Experts from the Department of Data Analysis, Monitoring and Evaluation from the General Directorate of Assessment, Evaluation and Examination Services of the Education Ministry have prepared a comprehensive report based on the results of the Transition from Primary to Secondary Education (TEOG) examinations for the 2014-2015 school year. It can be read via: http://odsgm.meb.gov.tr/test/analizler/docs/Ortak-Sinavlar-Arastirma-Raporu.pdf

Let us first review the relationship between exam success and the incomes of families. From a total of 1,094,000 students, 2.8 percent of families have an income level of “very bad,” while 22.4 percent have “low income.” Some 40.1 percent have medium income leves, 23 percent have a good income and 1.7 percent have a very good income. 

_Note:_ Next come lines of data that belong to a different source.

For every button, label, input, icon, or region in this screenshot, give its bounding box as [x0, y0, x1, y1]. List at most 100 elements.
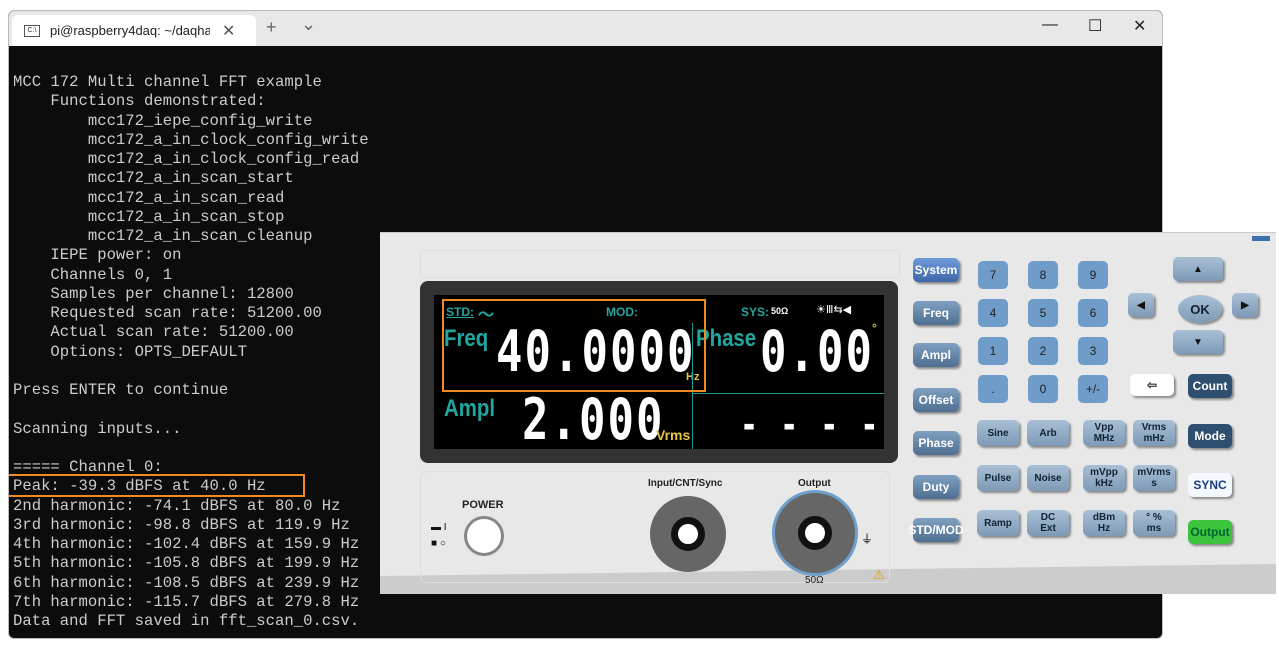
input-bnc-connector[interactable] — [650, 496, 726, 572]
key-ampl[interactable]: Ampl — [913, 343, 959, 367]
terminal-line: 2nd harmonic: -74.1 dBFS at 80.0 Hz — [13, 496, 341, 515]
terminal-output[interactable]: MCC 172 Multi channel FFT example Functi… — [13, 73, 369, 631]
backspace-button[interactable]: ⇦ — [1130, 374, 1174, 396]
arrow-down-button[interactable]: ▼ — [1173, 330, 1223, 354]
numpad-key[interactable]: 1 — [978, 337, 1008, 365]
tab-title: pi@raspberry4daq: ~/daqhats/e — [50, 23, 210, 38]
terminal-line: Press ENTER to continue — [13, 381, 229, 399]
phase-value: 0.00 — [760, 319, 874, 386]
ampl-label: Ampl — [444, 395, 495, 422]
arrow-up-button[interactable]: ▲ — [1173, 257, 1223, 281]
waveform-key[interactable]: Vpp MHz — [1083, 420, 1125, 446]
power-label: POWER — [462, 499, 504, 511]
arrow-right-button[interactable]: ▶ — [1232, 293, 1258, 317]
count-button[interactable]: Count — [1188, 374, 1232, 398]
minimize-button[interactable]: — — [1042, 16, 1058, 34]
phase-unit: ° — [872, 321, 877, 335]
numpad-key[interactable]: 4 — [978, 299, 1008, 327]
key-duty[interactable]: Duty — [913, 475, 959, 499]
key-std-mod[interactable]: STD/MOD — [908, 518, 964, 542]
terminal-line: 3rd harmonic: -98.8 dBFS at 119.9 Hz — [13, 515, 350, 534]
input-label: Input/CNT/Sync — [648, 478, 723, 489]
terminal-line: 4th harmonic: -102.4 dBFS at 159.9 Hz — [13, 535, 360, 553]
lcd-display: STD: ～ MOD: SYS: 50Ω ☀Ⅲ⇆◀ Freq 40.0000 H… — [420, 281, 898, 463]
terminal-line: mcc172_a_in_clock_config_write — [13, 130, 369, 149]
output-label: Output — [798, 478, 831, 489]
mode-button[interactable]: Mode — [1188, 424, 1232, 448]
key-system[interactable]: System — [913, 258, 959, 282]
key-phase[interactable]: Phase — [913, 431, 959, 455]
numpad-key[interactable]: +/- — [1078, 375, 1108, 403]
waveform-key[interactable]: Sine — [977, 420, 1019, 446]
dropdown-button[interactable]: ⌄ — [301, 14, 316, 35]
waveform-key[interactable]: ° % ms — [1133, 510, 1175, 536]
terminal-line: Scanning inputs... — [13, 419, 182, 438]
arrow-left-button[interactable]: ◀ — [1128, 293, 1154, 317]
maximize-button[interactable]: ☐ — [1088, 16, 1102, 36]
numpad-key[interactable]: 2 — [1028, 337, 1058, 365]
terminal-line: mcc172_a_in_clock_config_read — [13, 150, 360, 168]
output-button[interactable]: Output — [1188, 520, 1232, 544]
waveform-key[interactable]: DC Ext — [1027, 510, 1069, 536]
ampl-value: 2.000 — [522, 387, 665, 454]
key-offset[interactable]: Offset — [913, 388, 959, 412]
numpad-key[interactable]: 0 — [1028, 375, 1058, 403]
terminal-line: 5th harmonic: -105.8 dBFS at 199.9 Hz — [13, 554, 360, 573]
waveform-key[interactable]: Ramp — [977, 510, 1019, 536]
terminal-line: Samples per channel: 12800 — [13, 284, 294, 303]
terminal-line: Functions demonstrated: — [13, 92, 266, 111]
terminal-line: Options: OPTS_DEFAULT — [13, 342, 247, 361]
terminal-line: Data and FFT saved in fft_scan_0.csv. — [13, 612, 360, 630]
terminal-tab[interactable]: C:\ pi@raspberry4daq: ~/daqhats/e ✕ — [12, 15, 256, 46]
terminal-line: 6th harmonic: -108.5 dBFS at 239.9 Hz — [13, 573, 360, 592]
waveform-key[interactable]: Vrms mHz — [1133, 420, 1175, 446]
terminal-line: mcc172_a_in_scan_start — [13, 169, 294, 188]
waveform-key[interactable]: Noise — [1027, 465, 1069, 491]
numpad-key[interactable]: 3 — [1078, 337, 1108, 365]
waveform-key[interactable]: mVpp kHz — [1083, 465, 1125, 491]
terminal-line: Requested scan rate: 51200.00 — [13, 304, 322, 322]
waveform-key[interactable]: Pulse — [977, 465, 1019, 491]
power-state-icons: ▬ Ι ■ ○ — [431, 522, 447, 549]
divider-h — [692, 393, 884, 394]
warning-icon: ⚠ — [873, 567, 885, 582]
top-strip — [420, 250, 900, 278]
corner-indicator — [1252, 236, 1270, 241]
waveform-key[interactable]: mVrms s — [1133, 465, 1175, 491]
close-tab-icon[interactable]: ✕ — [222, 21, 235, 41]
terminal-line: mcc172_a_in_scan_stop — [13, 207, 285, 226]
numpad-key[interactable]: 9 — [1078, 261, 1108, 289]
numpad-key[interactable]: 7 — [978, 261, 1008, 289]
status-icons: ☀Ⅲ⇆◀ — [816, 304, 852, 316]
numpad-key[interactable]: 6 — [1078, 299, 1108, 327]
impedance-label: 50Ω — [771, 306, 789, 316]
lcd-screen: STD: ～ MOD: SYS: 50Ω ☀Ⅲ⇆◀ Freq 40.0000 H… — [434, 295, 884, 453]
output-impedance: 50Ω — [805, 575, 824, 586]
ampl-unit: Vrms — [656, 427, 691, 443]
terminal-line: MCC 172 Multi channel FFT example — [13, 73, 322, 91]
new-tab-button[interactable]: + — [266, 17, 277, 38]
function-generator-panel: STD: ～ MOD: SYS: 50Ω ☀Ⅲ⇆◀ Freq 40.0000 H… — [380, 232, 1276, 594]
terminal-line: IEPE power: on — [13, 246, 182, 265]
terminal-icon: C:\ — [24, 24, 40, 37]
key-freq[interactable]: Freq — [913, 301, 959, 325]
aux-value: - - - - — [740, 403, 881, 449]
waveform-key[interactable]: dBm Hz — [1083, 510, 1125, 536]
output-bnc-connector[interactable] — [772, 490, 858, 576]
numpad-key[interactable]: 8 — [1028, 261, 1058, 289]
numpad-key[interactable]: 5 — [1028, 299, 1058, 327]
numpad-key[interactable]: . — [978, 375, 1008, 403]
freq-highlight-box — [442, 299, 706, 392]
ground-icon: ⏚ — [861, 532, 874, 546]
waveform-key[interactable]: Arb — [1027, 420, 1069, 446]
terminal-line: mcc172_iepe_config_write — [13, 111, 313, 130]
ok-button[interactable]: OK — [1178, 295, 1222, 323]
sync-button[interactable]: SYNC — [1188, 473, 1232, 497]
peak-highlight-box — [9, 474, 305, 497]
front-connector-area: POWER ▬ Ι ■ ○ Input/CNT/Sync Output ⏚ 50Ω… — [420, 471, 890, 586]
sys-label: SYS: — [741, 305, 770, 319]
power-button[interactable] — [464, 516, 504, 556]
close-button[interactable]: ✕ — [1133, 16, 1146, 36]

When you review the scores, you see how the increase in the income level of the family increases the child’s success. The 25 percent at the bottom are very bad, and low-income earners; the 25 percent at the top enjoy good or very good financial statuses. The difference between the exam results of the two groups is very striking. 

Of course, don’t forget that those who score better on the exam attend relatively better and more distinguished high schools; in subsequent years, the difference between these two groups will widen much more, producing a life-long difference.  

Now, let’s take a look at the educational background of parents and then their children’s success. Comparing the educational background of fathers and their children’s scores on the TEOG produces similar figures when we compare the educational background of mothers and children. 

The most populous group among parents are primary-school graduates. Their children will attend school for seven more years and will become high-school graduates, but their situation in the social sense will not change much; unfortunately, very few of these children will lead a better life than their own parents. 

There are some other interesting results. For years, President Recep Tayyip Erdoğan has been recommending, at very opportunity, families to have at least three children, but 62.8 percent of children who sat the exam come from two-sibling homes. If we add the 11.4 percent of single-child families, then the rate increases substantially. 

More interestingly, the exam scores of children coming from single-child families are significantly higher than the children coming from more crowded families. 

The last interesting point is that contrary to the general assumption, crowded classrooms in middle schools do not affect the success of the child so much. But again, the ideal number of students in a classroom is said to be 10 to 20. 

As you can see, this is a vicious circle. A lack of education creates poverty; poverty creates a lack of education and this situation is carried on from generation to generation in the same family. 

Maybe the state cannot make the poor prosper overnight, but by raising the quality of free education to everybody, it may succeed in decreasing poverty in one generation – in other words, breaking this vicious cycle.